One application of this circuit is monitoring what happens to cells when their DNA is damaged (a key part of cancer research): imagine that the signal to induce gene A is the temporary signal generated when DNA is damaged, and that gene B produces a green fluorescent protein. Thus, if a cell's DNA is damaged, the circuit is activated and the cells glow green, even after the DNA damage signal stops. The circuit 'remembers' that at one point, DNA was damaged, and using a microscope, you can follow the behavior of the green-glowing cells that experienced a DNA damage event.

This memory circuit works well, but this research is also a sign that the state-of-the-art hasn't changed much in almost 10 years. Synthetic biologists, for the most part, are still putting a lot of effort into making extremely simple parts that, so far, don't have much wider applicability.

Even more telling is the fact that, while undergraduates get together every year and build fun little biological widgets from a set of standardized parts, there are virtually no professional biologists out there who do this. We still can't engineer from scratch something useful that requires anything more than the most simple genetic feedback loops.

Biofuels by Tinkering
Nowhere is our lack of engineering ability more evident than in the effort to make designer microbes that generate biofuels. Imagine photosynthetic bacteria, harvesting energy from the sun and producing some sort of fuel like hydrogen or ethanol. Biological engineers would love to design microbes that would make this process cost effective, and if they were successful, cheap biofuels could transform our energy economy.

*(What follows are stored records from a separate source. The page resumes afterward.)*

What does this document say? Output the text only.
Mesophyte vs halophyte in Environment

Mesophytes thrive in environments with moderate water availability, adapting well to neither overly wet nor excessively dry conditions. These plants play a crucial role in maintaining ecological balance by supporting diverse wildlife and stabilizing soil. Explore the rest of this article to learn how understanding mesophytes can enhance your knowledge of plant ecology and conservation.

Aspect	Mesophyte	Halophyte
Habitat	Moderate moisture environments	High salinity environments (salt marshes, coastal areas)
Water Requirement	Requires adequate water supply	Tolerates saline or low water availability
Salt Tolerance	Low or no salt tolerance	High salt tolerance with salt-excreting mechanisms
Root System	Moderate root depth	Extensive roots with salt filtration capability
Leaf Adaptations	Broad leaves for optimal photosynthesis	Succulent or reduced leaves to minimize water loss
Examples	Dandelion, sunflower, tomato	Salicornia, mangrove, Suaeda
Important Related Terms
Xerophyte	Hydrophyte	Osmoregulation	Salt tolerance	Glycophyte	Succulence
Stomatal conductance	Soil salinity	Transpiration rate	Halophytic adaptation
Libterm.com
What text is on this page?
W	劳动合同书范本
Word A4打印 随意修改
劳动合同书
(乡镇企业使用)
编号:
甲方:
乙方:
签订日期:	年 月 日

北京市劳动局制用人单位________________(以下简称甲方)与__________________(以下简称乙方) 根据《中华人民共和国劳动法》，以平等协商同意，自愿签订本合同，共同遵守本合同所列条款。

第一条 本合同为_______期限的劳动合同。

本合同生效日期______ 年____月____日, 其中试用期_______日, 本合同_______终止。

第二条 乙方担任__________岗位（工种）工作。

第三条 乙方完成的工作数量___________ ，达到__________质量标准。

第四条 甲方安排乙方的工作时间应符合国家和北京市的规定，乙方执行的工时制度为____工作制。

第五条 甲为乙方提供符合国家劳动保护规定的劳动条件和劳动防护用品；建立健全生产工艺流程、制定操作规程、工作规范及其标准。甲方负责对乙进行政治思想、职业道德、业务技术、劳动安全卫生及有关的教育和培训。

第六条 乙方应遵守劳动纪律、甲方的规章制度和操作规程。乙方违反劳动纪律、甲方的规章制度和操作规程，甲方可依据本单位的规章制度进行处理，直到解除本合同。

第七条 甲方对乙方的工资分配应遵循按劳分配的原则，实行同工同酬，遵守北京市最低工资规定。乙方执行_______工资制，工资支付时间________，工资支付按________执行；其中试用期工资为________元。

We would love to engineer these biofuel-producing bacteria, but in truth, biologists right now are tinkerers, not engineers. Like Edison, who tinkered with dozens (hundreds?) of filament types before successfully inventing a long-lasting light bulb, today's bioengineers are working by trial and error. Edison was a phenomenal tinkerer, but his methods could not produce most of today's engineering marvels like microchips, Mercedes engines, and Boeing 787s. Engineers today have a well-developed theoretical basis for their work - they can plug some equations and parameters into a computer and produce incredibly complex designs before ever setting foot in a machine shop. Bioengineers today are more like the Wright brothers than like 21st century engineers.

Here we get to the greatest challenge faced by synthetic biologists: they have no strong theoretical basis for their designs, and it's not clear yet what that theoretical basis should be. Today's electrical engineer has a set of solid physical laws for manipulating one thing - electricity. With electricity you can work wonders. But what is the biological engineer's equivalement of electricity? There is no biological Ohm's law. A biological signal is a much more nebulous (and non-quantitative) concept than an electrical signal. As of yet, there is no mathematical framework or formalism in biology that can match the physics-based framework for engineering.

Maybe the lesson here is that we shouldn't carry analogies between electrical engineering and biology too far. Synthetic biologists, instead of looking to other engineering fields for inspiration, need to rethink what engineering means in biological terms. What knowledge do we need to design a biofuel-synthesizing organism or any biological system from scratch? Can we do this with a set of standardized parts that are snapped together (PDF), or is it better to strategically rewire existing systems produced by evolution? Biologists still need to figure out how best to model, talk about, and predict the behavior of biological systems. The future of bioengineering is not here yet.